Se os documentos forem conservados através de um serviço qualificado de arquivo eletrónico gozam da presunção da sua integridade e origem durante o período de conservação pelo prestador qualificado de serviços de confiança, nos termos do artigo 45.º-I do Regulamento eIDAS.

 

 

_________________________________________________________

[1] Conforme resulta da definição de “prestador qualificado de serviços de confiança” do artigo 3.º, n.º 20 do Regulamento eIDAS: “o prestador de serviços de confiança que preste um ou mais do que um serviço de confiança qualificado e ao qual é concedido o estatuto de qualificado pela entidade supervisora”. Um serviço de confiança qualificado é aquele que “satisfaça os requisitos aplicáveis estabelecidos no presente regulamento” (artigo 3.º, n.º 17 do Regulamento eIDAS). Atente-se ao artigo 21.º do Regulamento eIDAS relativo aos termos em que um prestador qualificado de serviços de confiança pode iniciar a prestar esse serviço.

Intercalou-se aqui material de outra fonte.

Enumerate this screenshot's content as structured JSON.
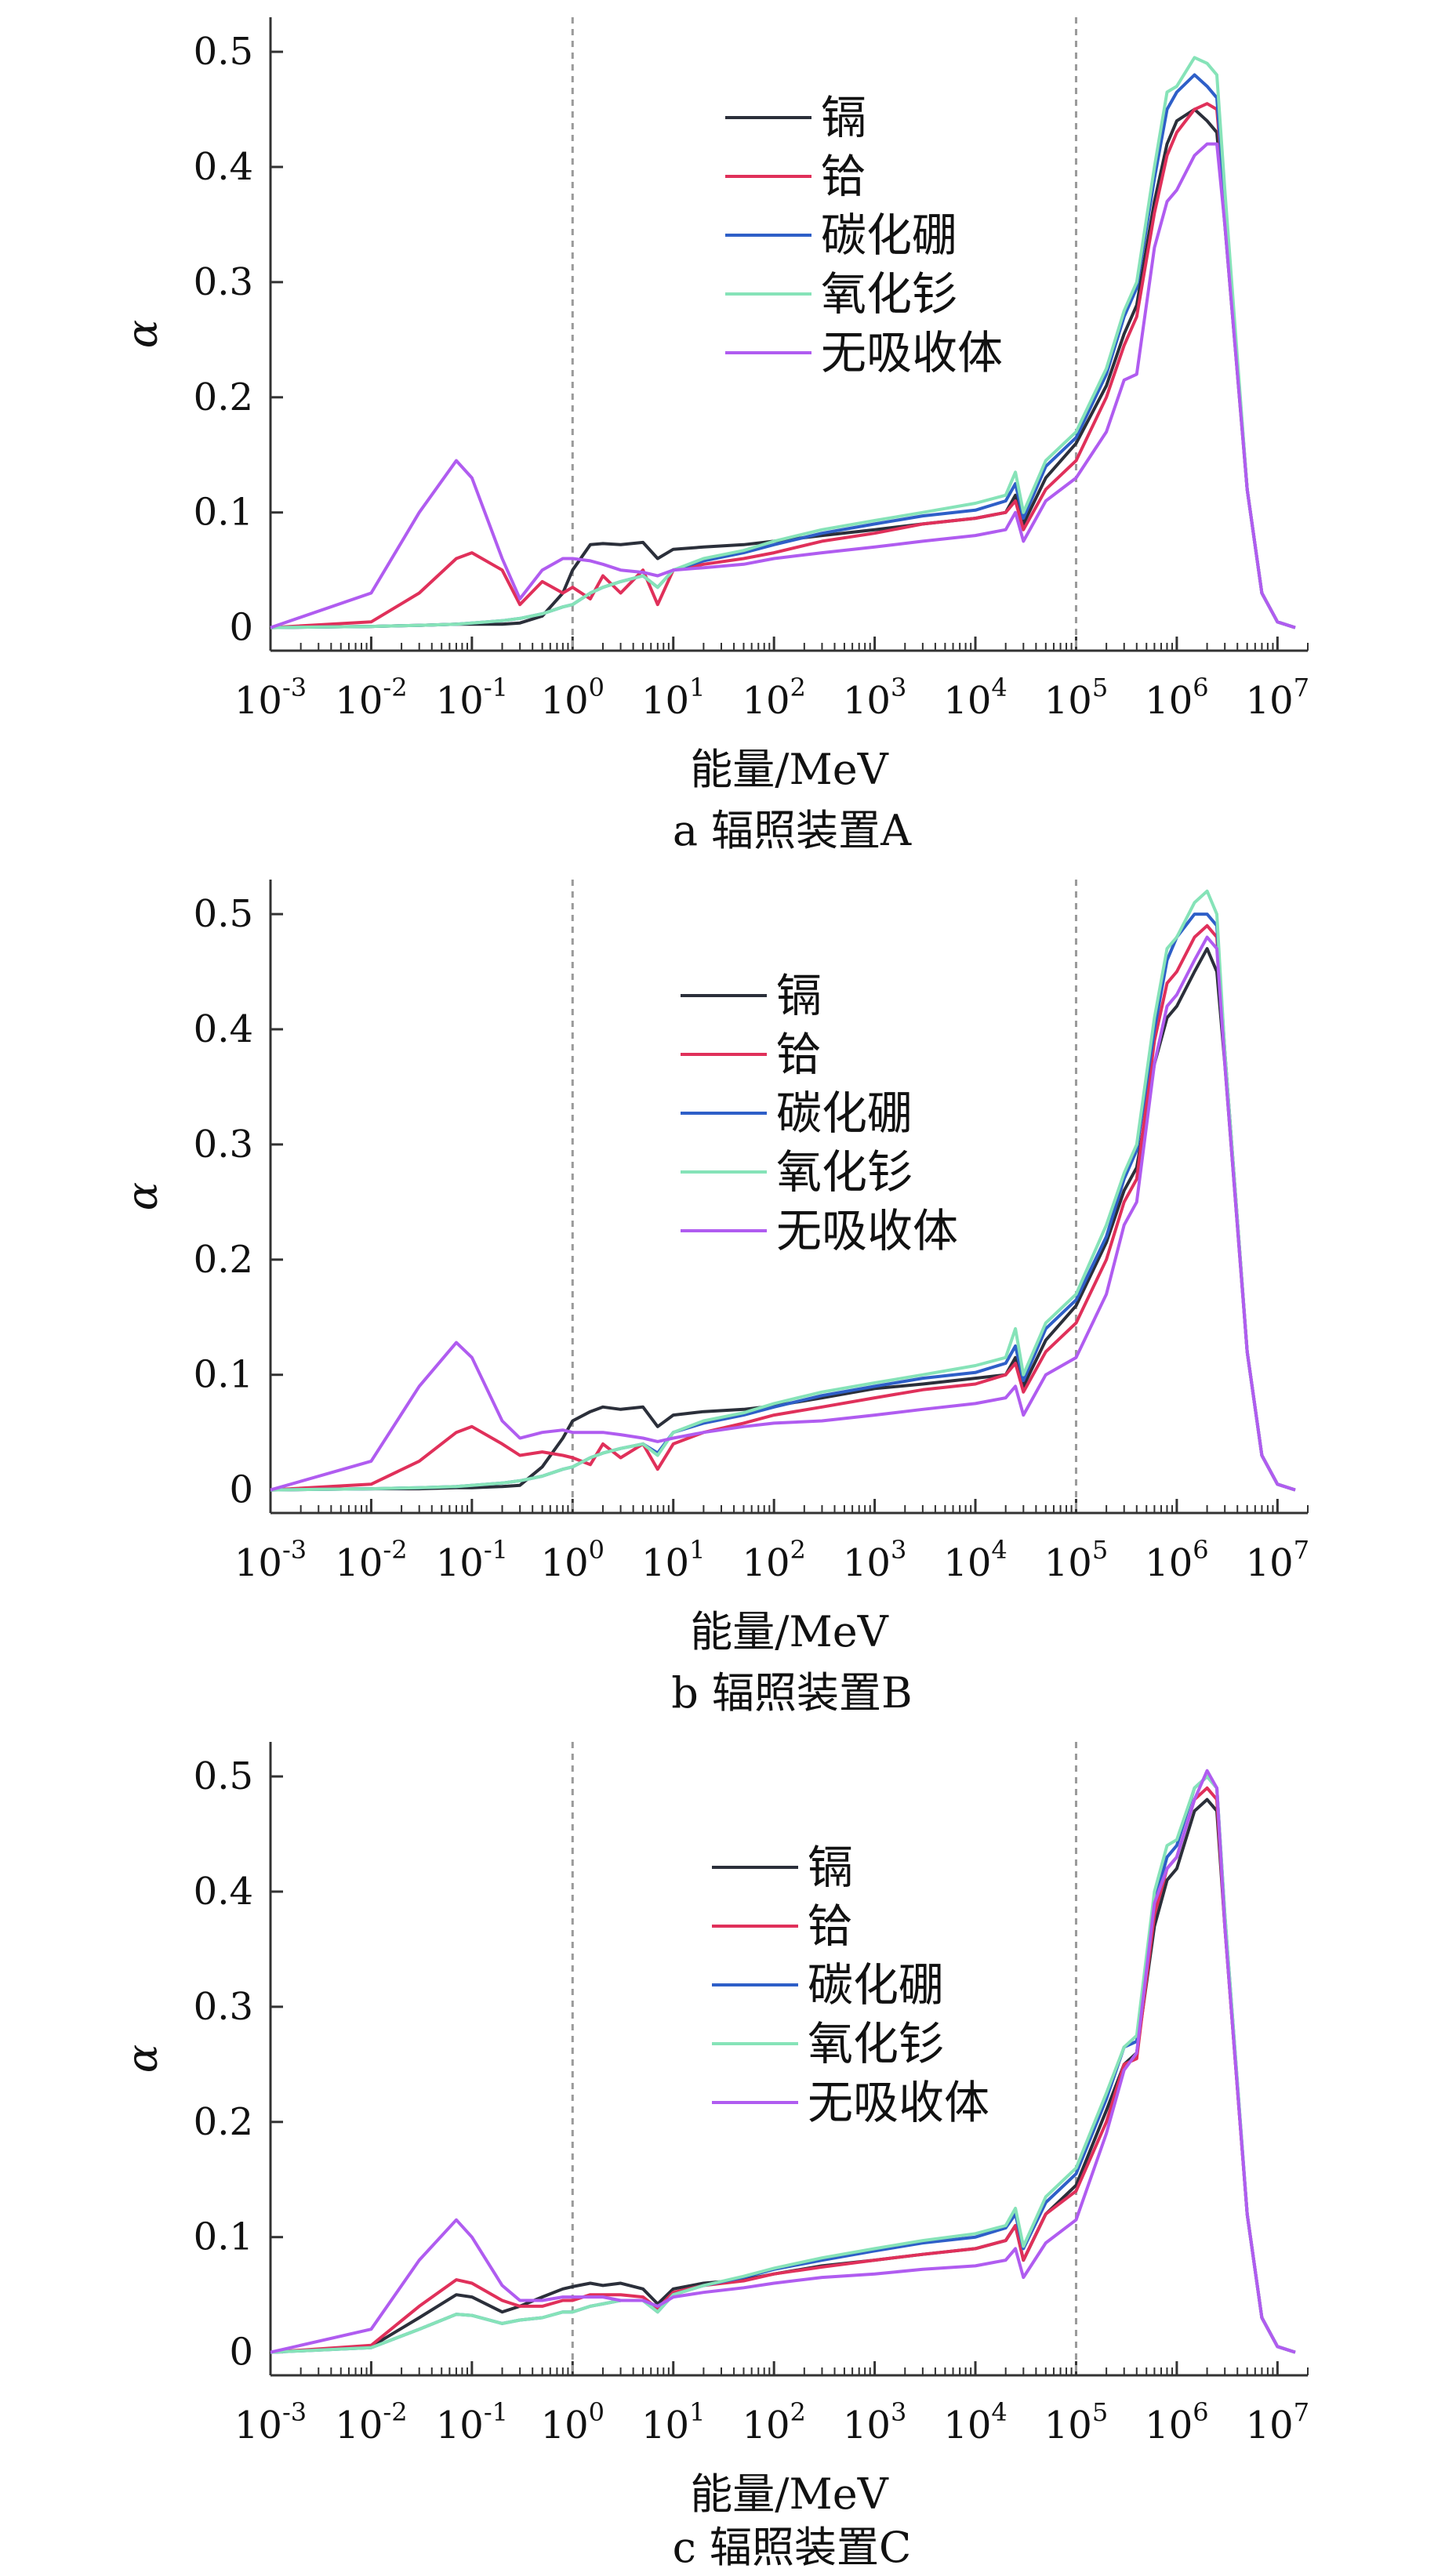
{
  "figure": {
    "colors": {
      "镉": "#2b2f3a",
      "铪": "#e0305a",
      "碳化硼": "#2e5fc8",
      "氧化钐": "#86e3b8",
      "无吸收体": "#b05cf0",
      "axis": "#333333",
      "reference_line": "#9a9a9a"
    }
  },
  "chart_data": [
    {
      "type": "line",
      "caption": "a  辐照装置A",
      "xlabel": "能量/MeV",
      "ylabel": "α",
      "xscale": "log",
      "xlim": [
        0.001,
        20000000
      ],
      "ylim": [
        -0.02,
        0.53
      ],
      "yticks": [
        "0",
        "0.1",
        "0.2",
        "0.3",
        "0.4",
        "0.5"
      ],
      "xticks": [
        "10^-3",
        "10^-2",
        "10^-1",
        "10^0",
        "10^1",
        "10^2",
        "10^3",
        "10^4",
        "10^5",
        "10^6",
        "10^7"
      ],
      "reference_lines_x": [
        1,
        100000
      ],
      "legend": [
        "镉",
        "铪",
        "碳化硼",
        "氧化钐",
        "无吸收体"
      ],
      "x": [
        0.001,
        0.01,
        0.03,
        0.07,
        0.1,
        0.2,
        0.3,
        0.5,
        0.8,
        1,
        1.5,
        2,
        3,
        5,
        7,
        10,
        20,
        50,
        100,
        300,
        1000,
        3000,
        10000,
        20000,
        25000,
        30000,
        50000,
        100000,
        200000,
        300000,
        400000,
        600000,
        800000,
        1000000,
        1500000,
        2000000,
        2500000,
        3000000,
        5000000,
        7000000,
        10000000,
        15000000
      ],
      "series": [
        {
          "name": "镉",
          "values": [
            0,
            0.001,
            0.002,
            0.003,
            0.003,
            0.003,
            0.004,
            0.01,
            0.03,
            0.05,
            0.072,
            0.073,
            0.072,
            0.074,
            0.06,
            0.068,
            0.07,
            0.072,
            0.075,
            0.08,
            0.085,
            0.09,
            0.095,
            0.1,
            0.115,
            0.09,
            0.13,
            0.16,
            0.21,
            0.255,
            0.28,
            0.37,
            0.42,
            0.44,
            0.45,
            0.44,
            0.43,
            0.35,
            0.12,
            0.03,
            0.005,
            0
          ]
        },
        {
          "name": "铪",
          "values": [
            0,
            0.005,
            0.03,
            0.06,
            0.065,
            0.05,
            0.02,
            0.04,
            0.03,
            0.035,
            0.025,
            0.045,
            0.03,
            0.05,
            0.02,
            0.05,
            0.055,
            0.06,
            0.065,
            0.075,
            0.082,
            0.09,
            0.095,
            0.1,
            0.11,
            0.085,
            0.12,
            0.145,
            0.2,
            0.245,
            0.27,
            0.36,
            0.41,
            0.43,
            0.45,
            0.455,
            0.45,
            0.37,
            0.12,
            0.03,
            0.005,
            0
          ]
        },
        {
          "name": "碳化硼",
          "values": [
            0,
            0.001,
            0.002,
            0.003,
            0.004,
            0.006,
            0.008,
            0.012,
            0.018,
            0.02,
            0.03,
            0.035,
            0.04,
            0.045,
            0.035,
            0.05,
            0.058,
            0.065,
            0.072,
            0.082,
            0.09,
            0.097,
            0.102,
            0.11,
            0.125,
            0.095,
            0.14,
            0.165,
            0.22,
            0.27,
            0.295,
            0.39,
            0.45,
            0.465,
            0.48,
            0.47,
            0.46,
            0.37,
            0.12,
            0.03,
            0.005,
            0
          ]
        },
        {
          "name": "氧化钐",
          "values": [
            0,
            0.001,
            0.002,
            0.003,
            0.004,
            0.006,
            0.008,
            0.012,
            0.018,
            0.02,
            0.03,
            0.035,
            0.04,
            0.045,
            0.035,
            0.05,
            0.06,
            0.067,
            0.075,
            0.085,
            0.093,
            0.1,
            0.108,
            0.115,
            0.135,
            0.1,
            0.145,
            0.17,
            0.225,
            0.275,
            0.3,
            0.4,
            0.465,
            0.47,
            0.495,
            0.49,
            0.48,
            0.38,
            0.12,
            0.03,
            0.005,
            0
          ]
        },
        {
          "name": "无吸收体",
          "values": [
            0,
            0.03,
            0.1,
            0.145,
            0.13,
            0.06,
            0.025,
            0.05,
            0.06,
            0.06,
            0.058,
            0.055,
            0.05,
            0.048,
            0.045,
            0.05,
            0.052,
            0.055,
            0.06,
            0.065,
            0.07,
            0.075,
            0.08,
            0.085,
            0.1,
            0.075,
            0.11,
            0.13,
            0.17,
            0.215,
            0.22,
            0.33,
            0.37,
            0.38,
            0.41,
            0.42,
            0.42,
            0.35,
            0.12,
            0.03,
            0.005,
            0
          ]
        }
      ]
    },
    {
      "type": "line",
      "caption": "b  辐照装置B",
      "xlabel": "能量/MeV",
      "ylabel": "α",
      "xscale": "log",
      "xlim": [
        0.001,
        20000000
      ],
      "ylim": [
        -0.02,
        0.53
      ],
      "yticks": [
        "0",
        "0.1",
        "0.2",
        "0.3",
        "0.4",
        "0.5"
      ],
      "xticks": [
        "10^-3",
        "10^-2",
        "10^-1",
        "10^0",
        "10^1",
        "10^2",
        "10^3",
        "10^4",
        "10^5",
        "10^6",
        "10^7"
      ],
      "reference_lines_x": [
        1,
        100000
      ],
      "legend": [
        "镉",
        "铪",
        "碳化硼",
        "氧化钐",
        "无吸收体"
      ],
      "x": [
        0.001,
        0.01,
        0.03,
        0.07,
        0.1,
        0.2,
        0.3,
        0.5,
        0.8,
        1,
        1.5,
        2,
        3,
        5,
        7,
        10,
        20,
        50,
        100,
        300,
        1000,
        3000,
        10000,
        20000,
        25000,
        30000,
        50000,
        100000,
        200000,
        300000,
        400000,
        600000,
        800000,
        1000000,
        1500000,
        2000000,
        2500000,
        3000000,
        5000000,
        7000000,
        10000000,
        15000000
      ],
      "series": [
        {
          "name": "镉",
          "values": [
            0,
            0.001,
            0.001,
            0.002,
            0.002,
            0.003,
            0.004,
            0.02,
            0.045,
            0.06,
            0.068,
            0.072,
            0.07,
            0.072,
            0.055,
            0.065,
            0.068,
            0.07,
            0.073,
            0.08,
            0.088,
            0.092,
            0.097,
            0.1,
            0.115,
            0.09,
            0.13,
            0.16,
            0.215,
            0.26,
            0.28,
            0.37,
            0.41,
            0.42,
            0.45,
            0.47,
            0.45,
            0.37,
            0.12,
            0.03,
            0.005,
            0
          ]
        },
        {
          "name": "铪",
          "values": [
            0,
            0.005,
            0.025,
            0.05,
            0.055,
            0.04,
            0.03,
            0.033,
            0.03,
            0.028,
            0.022,
            0.04,
            0.028,
            0.04,
            0.018,
            0.04,
            0.05,
            0.058,
            0.065,
            0.072,
            0.08,
            0.087,
            0.092,
            0.1,
            0.11,
            0.085,
            0.12,
            0.145,
            0.2,
            0.25,
            0.27,
            0.39,
            0.44,
            0.45,
            0.48,
            0.49,
            0.48,
            0.38,
            0.12,
            0.03,
            0.005,
            0
          ]
        },
        {
          "name": "碳化硼",
          "values": [
            0,
            0.001,
            0.002,
            0.003,
            0.004,
            0.006,
            0.008,
            0.012,
            0.018,
            0.02,
            0.028,
            0.032,
            0.036,
            0.04,
            0.032,
            0.05,
            0.058,
            0.065,
            0.072,
            0.082,
            0.09,
            0.097,
            0.102,
            0.11,
            0.125,
            0.095,
            0.14,
            0.165,
            0.22,
            0.27,
            0.295,
            0.4,
            0.46,
            0.48,
            0.5,
            0.5,
            0.49,
            0.38,
            0.12,
            0.03,
            0.005,
            0
          ]
        },
        {
          "name": "氧化钐",
          "values": [
            0,
            0.001,
            0.002,
            0.003,
            0.004,
            0.006,
            0.008,
            0.012,
            0.018,
            0.02,
            0.028,
            0.032,
            0.036,
            0.04,
            0.03,
            0.05,
            0.06,
            0.067,
            0.075,
            0.085,
            0.093,
            0.1,
            0.108,
            0.115,
            0.14,
            0.1,
            0.145,
            0.17,
            0.23,
            0.275,
            0.3,
            0.41,
            0.47,
            0.48,
            0.51,
            0.52,
            0.5,
            0.38,
            0.12,
            0.03,
            0.005,
            0
          ]
        },
        {
          "name": "无吸收体",
          "values": [
            0,
            0.025,
            0.09,
            0.128,
            0.115,
            0.06,
            0.045,
            0.05,
            0.052,
            0.05,
            0.05,
            0.05,
            0.048,
            0.045,
            0.042,
            0.045,
            0.05,
            0.055,
            0.058,
            0.06,
            0.065,
            0.07,
            0.075,
            0.08,
            0.09,
            0.065,
            0.1,
            0.115,
            0.17,
            0.23,
            0.25,
            0.37,
            0.42,
            0.43,
            0.46,
            0.48,
            0.47,
            0.37,
            0.12,
            0.03,
            0.005,
            0
          ]
        }
      ]
    },
    {
      "type": "line",
      "caption": "c  辐照装置C",
      "xlabel": "能量/MeV",
      "ylabel": "α",
      "xscale": "log",
      "xlim": [
        0.001,
        20000000
      ],
      "ylim": [
        -0.02,
        0.53
      ],
      "yticks": [
        "0",
        "0.1",
        "0.2",
        "0.3",
        "0.4",
        "0.5"
      ],
      "xticks": [
        "10^-3",
        "10^-2",
        "10^-1",
        "10^0",
        "10^1",
        "10^2",
        "10^3",
        "10^4",
        "10^5",
        "10^6",
        "10^7"
      ],
      "reference_lines_x": [
        1,
        100000
      ],
      "legend": [
        "镉",
        "铪",
        "碳化硼",
        "氧化钐",
        "无吸收体"
      ],
      "x": [
        0.001,
        0.01,
        0.03,
        0.07,
        0.1,
        0.2,
        0.3,
        0.5,
        0.8,
        1,
        1.5,
        2,
        3,
        5,
        7,
        10,
        20,
        50,
        100,
        300,
        1000,
        3000,
        10000,
        20000,
        25000,
        30000,
        50000,
        100000,
        200000,
        300000,
        400000,
        600000,
        800000,
        1000000,
        1500000,
        2000000,
        2500000,
        3000000,
        5000000,
        7000000,
        10000000,
        15000000
      ],
      "series": [
        {
          "name": "镉",
          "values": [
            0,
            0.005,
            0.03,
            0.05,
            0.048,
            0.035,
            0.04,
            0.048,
            0.055,
            0.057,
            0.06,
            0.058,
            0.06,
            0.055,
            0.042,
            0.055,
            0.06,
            0.063,
            0.068,
            0.075,
            0.08,
            0.085,
            0.09,
            0.097,
            0.11,
            0.08,
            0.12,
            0.145,
            0.21,
            0.25,
            0.26,
            0.37,
            0.41,
            0.42,
            0.47,
            0.48,
            0.47,
            0.37,
            0.12,
            0.03,
            0.005,
            0
          ]
        },
        {
          "name": "铪",
          "values": [
            0,
            0.006,
            0.04,
            0.063,
            0.06,
            0.045,
            0.04,
            0.04,
            0.045,
            0.045,
            0.05,
            0.05,
            0.05,
            0.048,
            0.038,
            0.052,
            0.058,
            0.062,
            0.068,
            0.074,
            0.08,
            0.085,
            0.09,
            0.097,
            0.11,
            0.08,
            0.12,
            0.14,
            0.2,
            0.25,
            0.255,
            0.38,
            0.42,
            0.43,
            0.48,
            0.49,
            0.48,
            0.37,
            0.12,
            0.03,
            0.005,
            0
          ]
        },
        {
          "name": "碳化硼",
          "values": [
            0,
            0.004,
            0.02,
            0.033,
            0.032,
            0.025,
            0.028,
            0.03,
            0.035,
            0.035,
            0.04,
            0.042,
            0.045,
            0.045,
            0.035,
            0.05,
            0.058,
            0.065,
            0.072,
            0.08,
            0.088,
            0.095,
            0.1,
            0.108,
            0.12,
            0.09,
            0.13,
            0.155,
            0.22,
            0.265,
            0.27,
            0.39,
            0.43,
            0.44,
            0.49,
            0.5,
            0.49,
            0.38,
            0.12,
            0.03,
            0.005,
            0
          ]
        },
        {
          "name": "氧化钐",
          "values": [
            0,
            0.004,
            0.02,
            0.033,
            0.032,
            0.025,
            0.028,
            0.03,
            0.035,
            0.035,
            0.04,
            0.042,
            0.045,
            0.045,
            0.035,
            0.05,
            0.058,
            0.066,
            0.073,
            0.082,
            0.09,
            0.097,
            0.103,
            0.11,
            0.125,
            0.092,
            0.135,
            0.16,
            0.225,
            0.265,
            0.275,
            0.4,
            0.44,
            0.445,
            0.49,
            0.5,
            0.49,
            0.38,
            0.12,
            0.03,
            0.005,
            0
          ]
        },
        {
          "name": "无吸收体",
          "values": [
            0,
            0.02,
            0.08,
            0.115,
            0.1,
            0.058,
            0.045,
            0.045,
            0.048,
            0.048,
            0.048,
            0.048,
            0.045,
            0.045,
            0.04,
            0.048,
            0.052,
            0.056,
            0.06,
            0.065,
            0.068,
            0.072,
            0.075,
            0.08,
            0.09,
            0.065,
            0.095,
            0.115,
            0.19,
            0.245,
            0.26,
            0.39,
            0.42,
            0.43,
            0.48,
            0.505,
            0.49,
            0.37,
            0.12,
            0.03,
            0.005,
            0
          ]
        }
      ]
    }
  ]
}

[2] O artigo 26.º do Regulamento eIDAS estabelece os seguintes requisitos: (i) Estar associada de modo único ao signatário; (ii) Permitir identificar o signatário; (iii) Ser criada utilizando dados para a criação de uma assinatura eletrónica que o signatário pode, com um elevado nível de confiança, utilizar sob o seu controlo exclusivo; e (iv) Estar ligada aos dados por ela assinados de tal modo que seja detetável qualquer alteração posterior dos dados.

[3] Um dispositivo de criação de assinaturas eletrónicas corresponde a um “software ou hardware configurados, utilizados para criar assinaturas eletrónicas” e um “dispositivo qualificado de criação de assinaturas eletrónicas” trata-se de um dispositivo para a criação de assinaturas eletrónicas que cumpra os requisitos estabelecidos no anexo II”. Artigo 3.º, n.ºs 22 e 23 do Regulamento eIDAS.

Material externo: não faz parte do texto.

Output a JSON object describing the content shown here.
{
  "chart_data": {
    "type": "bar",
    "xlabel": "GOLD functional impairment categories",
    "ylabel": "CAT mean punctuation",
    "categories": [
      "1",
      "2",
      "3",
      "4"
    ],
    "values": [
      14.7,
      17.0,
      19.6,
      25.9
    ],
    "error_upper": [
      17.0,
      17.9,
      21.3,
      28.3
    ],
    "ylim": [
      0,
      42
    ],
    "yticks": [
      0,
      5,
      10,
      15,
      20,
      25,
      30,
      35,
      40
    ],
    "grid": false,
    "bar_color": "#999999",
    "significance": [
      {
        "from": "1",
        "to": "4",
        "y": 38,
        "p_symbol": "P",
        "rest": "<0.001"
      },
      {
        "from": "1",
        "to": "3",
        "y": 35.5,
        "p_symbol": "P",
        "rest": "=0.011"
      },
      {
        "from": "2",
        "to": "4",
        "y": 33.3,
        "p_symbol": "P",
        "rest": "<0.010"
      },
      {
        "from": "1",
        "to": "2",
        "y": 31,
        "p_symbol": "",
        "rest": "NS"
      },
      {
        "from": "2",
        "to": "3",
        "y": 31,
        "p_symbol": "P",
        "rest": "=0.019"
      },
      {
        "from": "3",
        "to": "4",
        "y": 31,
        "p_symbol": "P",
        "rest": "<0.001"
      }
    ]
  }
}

[4] Nos termos do artigo 3.º, n.º 15 corresponde a “um certificado de assinatura eletrónica, que seja emitido por um prestador de serviços de confiança e satisfaça os requisitos estabelecidos no anexo I”.

[5] Definido como “os dados em formato eletrónico apenso ou logicamente associado a outros dados em formato eletrónico para garantir a origem e a integridade destes últimos” nos termos do artigo 3.º, n.º 25 do Regulamento eIDAS.

[6] Definido como “os dados em formato eletrónico que vinculam outros dados em formato eletrónico a uma hora específica, criando uma prova de que esses outros dados existiam nesse momento”, ao abrigo do artigo 3.º, n.º 33 do Regulamento eIDAS.

[7] No caso de um “Selo eletrónico qualificado” este corresponde a um selo eletrónico avançado criado por um dispositivo qualificado de criação de selos eletrónicos e que se baseie num certificado qualificado de selo eletrónico (artigo 3.º, n.º 27 do Regulamento eIDAS) e um selo temporal qualificado é definido como “um selo temporal que satisfaça os requisitos estabelecidos no artigo 42.º do Regulamento eIDAS (artigo 3.º, n.º 34 do Regulamento eIDAS).